Allegations of foreign interference came as Goethe’s regime gradually disintegrated. A day earlier, an official spokesman announced that Mali, known as the G5, was being dropped from a five-nation regional security force.
And last month it said it was permanently suspending French media outlets Radio France International and France 24, the two most listened news outlets in the West African country. Malian authorities have accused RFI and France 24 of publishing false reports about torture by Malian soldiers.
The Mali government has also accused the French military of violating the country’s airspace and condemned it as an unauthorized use of surveillance drones.

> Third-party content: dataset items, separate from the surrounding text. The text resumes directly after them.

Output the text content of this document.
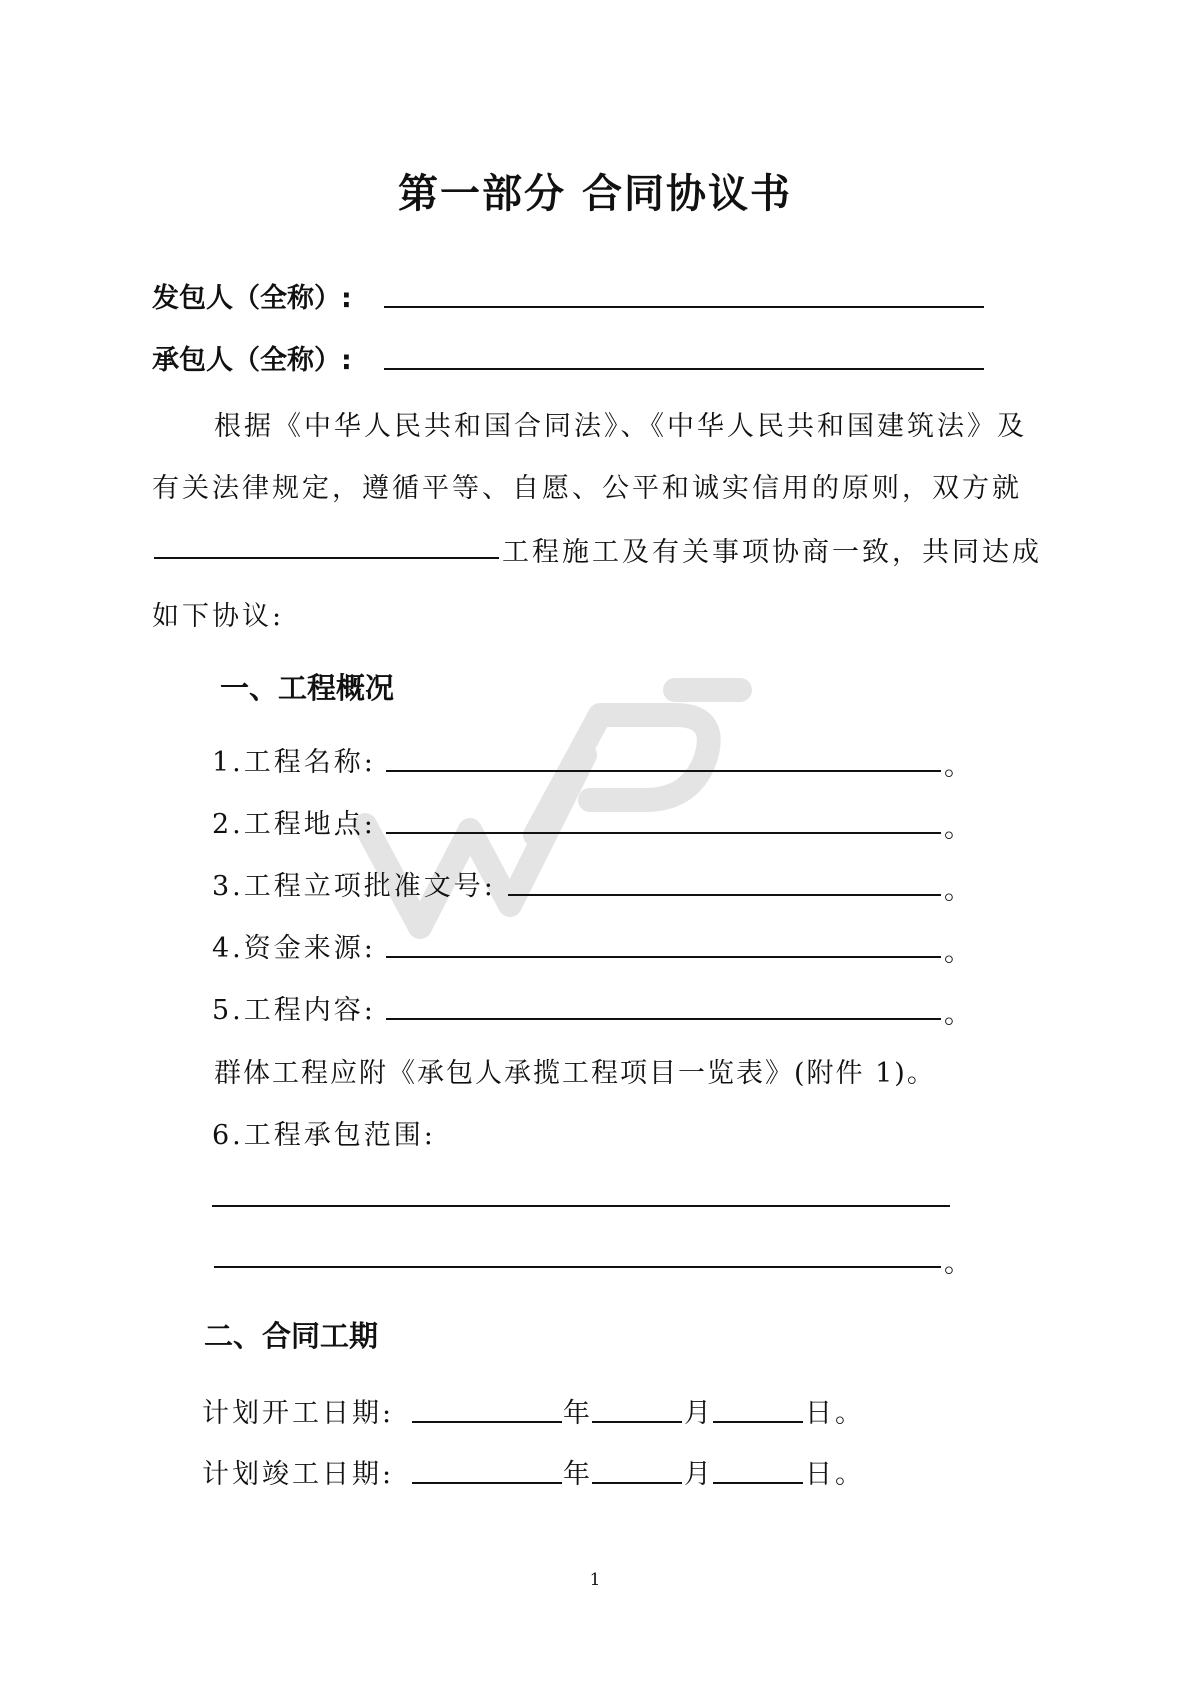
第一部分 合同协议书
发包人（全称）:
承包人（全称）:
根据《中华人民共和国合同法》、《中华人民共和国建筑法》及
有关法律规定，遵循平等、自愿、公平和诚实信用的原则，双方就
工程施工及有关事项协商一致，共同达成
如下协议:
一、工程概况
1.工程名称:	。
2.工程地点:	。
3.工程立项批准文号:	。
4.资金来源:	。
5.工程内容:	。
群体工程应附《承包人承揽工程项目一览表》(附件 1)。
6.工程承包范围:
。
二、合同工期
计划开工日期:	年	月	日。
计划竣工日期:	年	月	日。
1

The allegations come after France released a video showing bodies being buried near an army base in northern Mali, which the French handed over to Malian forces.
France and other countries have strongly condemned the overthrow of Mali’s democratically elected president, Ibrahim Bobakar Keita, in August 2020. Nine months later, Goita launched a second coup when he fired the country’s interim civilian leaders and became president himself.
Although the junta initially agreed to an 18-month return to civilian rule, it failed to hold elections in February. Last month, the government said it would take another two years in power before holding a vote.
Crista Larson, an Associated Press writer in Dakar, Senegal, contributed to this report.